Jeff
Jeff

Reputation: 3525

C++ hinting/warning for returned reference lifetimes

I have a not-so-ideal situation where a class returns handle references to objects that shouldn't be accessed after the parent objects' lifetimes. What is the best way to alter the pattern below to aid defensive coding?

// 'A<T>' is a thin factory-style utility class with asynchronous consumers.
template <typename T>
struct A {
  A() : h_(*(new T())) { /* ... */ }
  ~A() { /* h_ deleted or ownership passed elsewhere */ }

  // What's the best way to indicate that these handles shouldn't be used after
  // the destructions of the A instances?
  T &handle() { return h_; }

private
  T &h_;
};

struct B { /* ... */ };

int main() {
   B *b1{nullptr};
   {
     A<B> a;

     // Is there a good way to trigger detection that the reference is bound to
     // a variable which will outlive its 'valid' local lifetime?
     b1 = &a.handle();

     B &b2(a.handle()); // this is reasonable though

     b1->ok_action();
     b2.also_alright();
   }
   b1->uh_oh();
}

I know you can't truly prevent a user of C++ from doing most unsafe things, but if I could at least generate warnings on trivial accidental uses like this is would be the bulk of what I'd like to achieve.

Upvotes: 0

Views: 89

Answers (2)

glank
glank

Reputation: 391

I'm taking the liberty of making a few assumptions about your situation:

  • The handles point to dynamically allocated objects generated by A at the users discretion.
  • The handles will be passed around where A is out of scope, thus A cannot be used as a mandatory gateway.
  • The data to which the handles point must be destroyed when A is destroyed, thus automatic garbage collection cannot be applied to the handles.
  • So far, compile-time safety checking does not seem to be possible. You want coding mistakes to manifest themselves at runtime through some kind of exception mechanism rather than spontaneous crashes.

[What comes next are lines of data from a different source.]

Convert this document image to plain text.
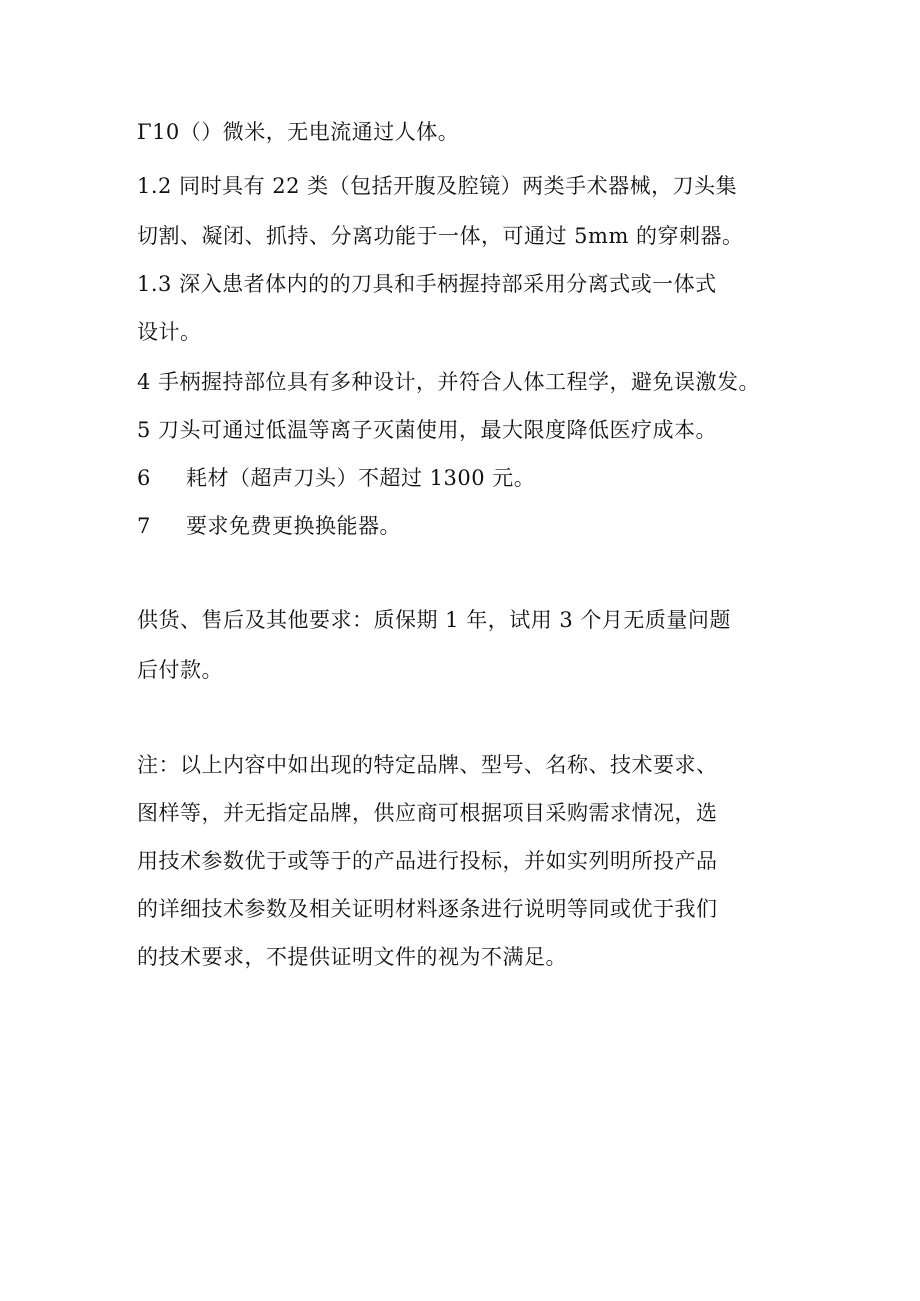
Γ10（）微米，无电流通过人体。
1.2 同时具有 22 类（包括开腹及腔镜）两类手术器械，刀头集
切割、凝闭、抓持、分离功能于一体，可通过 5mm 的穿刺器。
1.3 深入患者体内的的刀具和手柄握持部采用分离式或一体式
设计。
4 手柄握持部位具有多种设计，并符合人体工程学，避免误激发。
5 刀头可通过低温等离子灭菌使用，最大限度降低医疗成本。
6 耗材（超声刀头）不超过 1300 元。
7 要求免费更换换能器。
供货、售后及其他要求：质保期 1 年，试用 3 个月无质量问题
后付款。
注：以上内容中如出现的特定品牌、型号、名称、技术要求、
图样等，并无指定品牌，供应商可根据项目采购需求情况，选
用技术参数优于或等于的产品进行投标，并如实列明所投产品
的详细技术参数及相关证明材料逐条进行说明等同或优于我们
的技术要求，不提供证明文件的视为不满足。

With that in mind here's a possible solution:

Within A's constructor, allocate some kind of signal object S which is set when A is destroyed. Handle S using a shared_ptr. Have A::handle return a custom handle class H which contains a B handle, and a shared_ptr to S. Create a dereference operator within H which verifies that A is still valid (S is not set), or throws an exception. When all handles expire, S will be destroyed automatically.

Upvotes: 1

brewbuck
brewbuck

Reputation: 897

You want object A to produce another object of class B, let somebody use it, then ensure that B is destroyed before A?

Rather than return an instance of B, would it be possible to define a method on A which obtains the B and then passes it to some kind of delegate (virtual method, functor, lambda function)? This way the user function is nested inside a call to a method on the A object, so it's logically impossible for A to be destroyed before the user code has finished whatever it is doing.

For instance:

class A { public: template <typename Functor> void DoSomethingWithAnInstanceOfB(const char* whichB, Functor f) { B& bref = InternalLookupB(whichB); f(bref); } };

This looks up the correct B instance and then passes it to an arbitrary functor. The functor can do whatever it wants, but it necessarily must return before DoSomethingWithAnInstanceOfB() will return, therefore guaranteeing that A's lifetime is at least as long as B.